Девушки накрывают на стол. Артур начинает расспрашивать меня о проведенном мною дне и тут к нам подходит Саймон. Я, не оборачиваясь, узнаю его шаги.
— Не обижайся, Саймон, — глухо мямлю я.
— Тут не что обижаться, малыш, — его голос, как всегда тёпл, — всё идёт, всё меняется, ничего не стоит на месте.
Он пожимает мое плечо уже ставшим привычным для меня движением и проходит к своему месту.

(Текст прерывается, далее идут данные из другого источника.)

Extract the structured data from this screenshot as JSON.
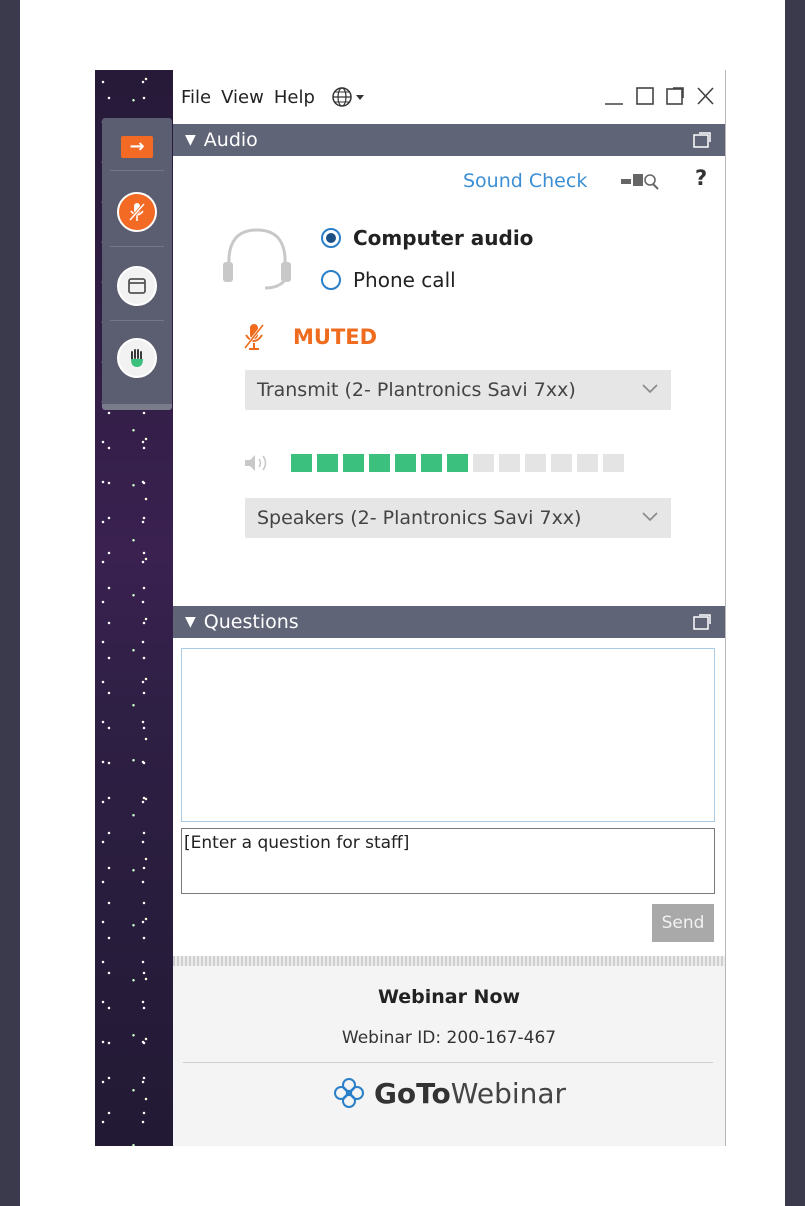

Мне грустно, кошки скребут на душе. Мне очень грустно, но возвращаться не хочется. За эту зиму «Христа ради» встало мне поперек горла. Я не хочу возвращаться и Саймон понимает это, как никто другой. Есть люди, способные терпеть долго, и есть те, кто умирает, если долго сидит на одном и том же месте каждый день с одной и той же оловянной кружкой в руках. Саймон знает, что я принадлежу ко вторым. Он всегда знает всё.
Мне грустно...
Встал я рано. Вокруг всё ещё было серым, неясным. Я спустился во двор и мои шаги были непривычно громкими в звенящей предрассветной тишине. Я подошёл к колодцу, набрал воды в ведро и вытащил его наверх, роняя вниз капли воды. Вода была холодной и когда я погрузил в ведро руки, то проснулся по-настоящему. Я умылся, фыркая от удовольствия.
Дом постепенно просыпался: было слышно, как в конюшне ходит кто-то из конюхов, как скрипят доски под его сапогами, было слышно, как лошади в стойлах переходят с места на место, в кухне было слышно, как выгребают из плиты сгоревший уголь — ширк-ширк.